SNS上では「ついに映画のような世界がやってくる」「イスラエルの技術力なら実現性は高い」といった期待の声が溢れています。一方で、複雑な日本の道路事情への対応を懸念する意見も見られますが、同社の歩みは止まりません。現在、すでにフランスや本国イスラエルにおいて実証実験や法整備への働きかけを加速させており、2022年のサービスインは現実味を帯びた具体的なターゲットとして設定されています。
高額な自動運転車を「タクシー」で普及させる逆転の発想
自動運転を実現するシステムは非常に高価であり、個人が所有するにはまだハードルが高いのが現状です。そこでモービルアイ日本法人の川原昌太郎代表取締役は、タクシーサービスとしての展開に商機を見出しました。法人による運用であれば初期費用の回収が容易であり、車両のメンテナンス管理も徹底できるため、安全性の担保と普及を両立できるという合理的な判断です。
この戦略は、次世代の移動概念である「MaaS(マース)」の核心を突いています。MaaSとは「Mobility as a Service」の略称で、自家用車以外の移動手段をITで統合し、一つのサービスとして提供する仕組みを指します。2030年には約17兆円を超えるとも予測される巨大市場において、同社は日産やBMWといった既存の顧客メーカーとも手を取り合い、新たなパートナーシップを模索していく方針でしょう。
走るセンサーが都市を変える!地図情報を超えたデータビジネスの衝撃
モービルアイの真の強みは、単なる自動運転車両の製造に留まりません。世界中を走る同社製カメラ搭載車から集まる膨大な「走行データ」こそが、都市計画を激変させる鍵となります。これは「高精度地図」と呼ばれる、cm単位の正確な道路情報を構築する技術に応用されます。信号機や標識の位置、路面の細かな破損状況までをリアルタイムで把握できるシステムは、インフラ管理の救世主となるはずです。
私は、このデータ外販ビジネスこそが同社の収益構造を劇的に進化させると確信しています。
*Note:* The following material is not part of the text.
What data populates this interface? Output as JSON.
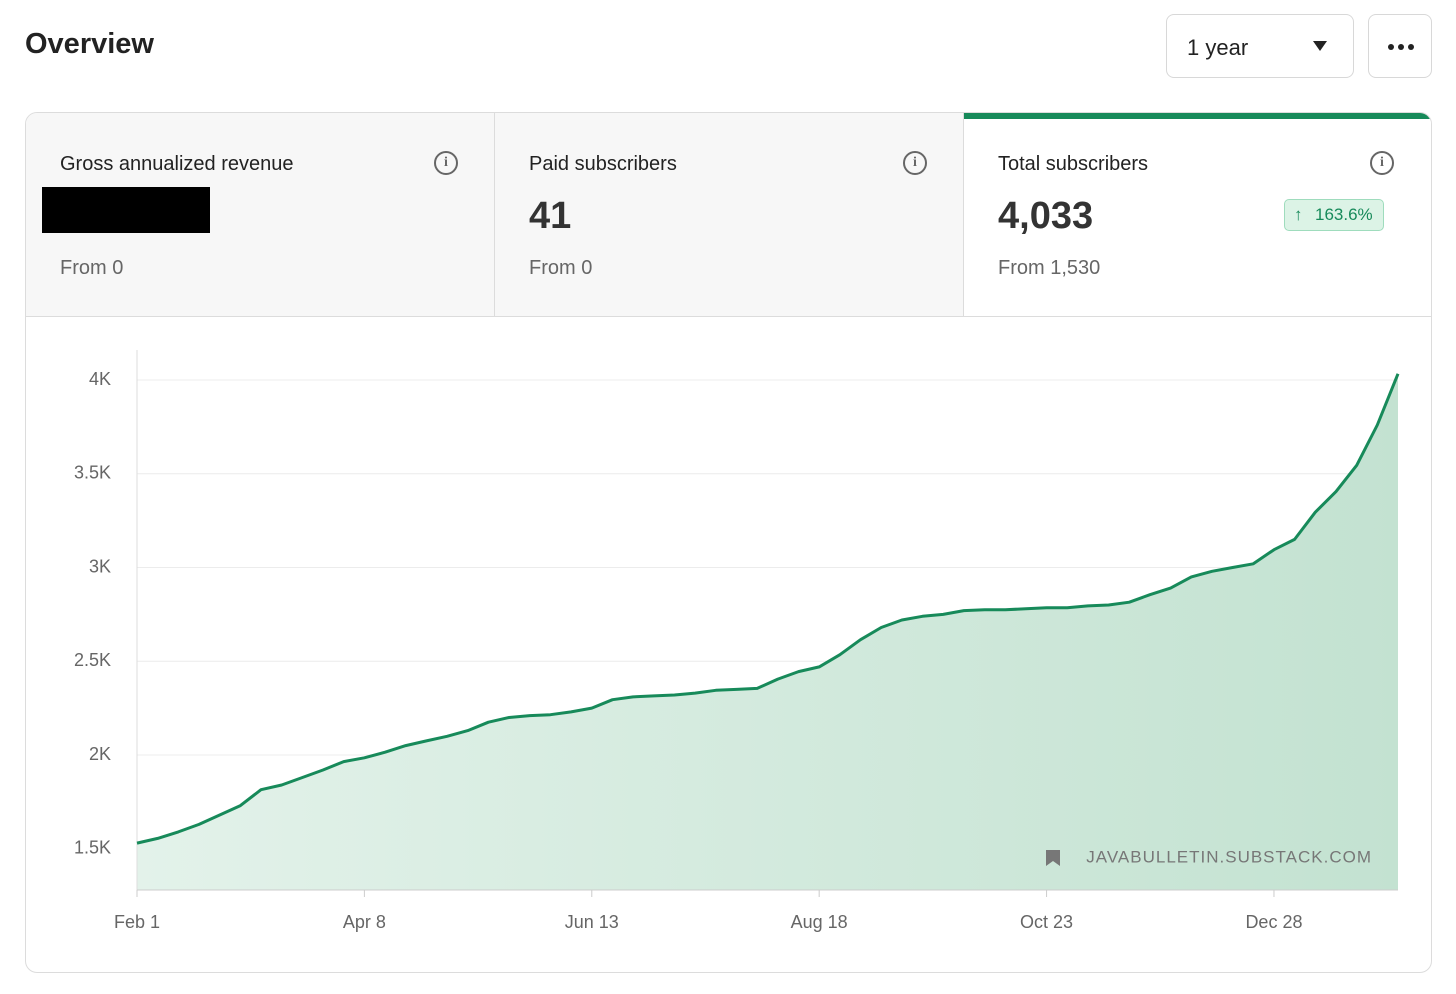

英国の測量機関との連携では、すでに年間7000万ドル規模の収益が見込まれており、単なる部品メーカーから「都市のOS」を担うプラットフォーマーへの転換を感じさせます。競合するデンソーやボッシュといったメガサプライヤーとの激しい主導権争いは避けられませんが、カメラ特化型の独自進化を遂げた彼らの優位性は揺るぎないでしょう。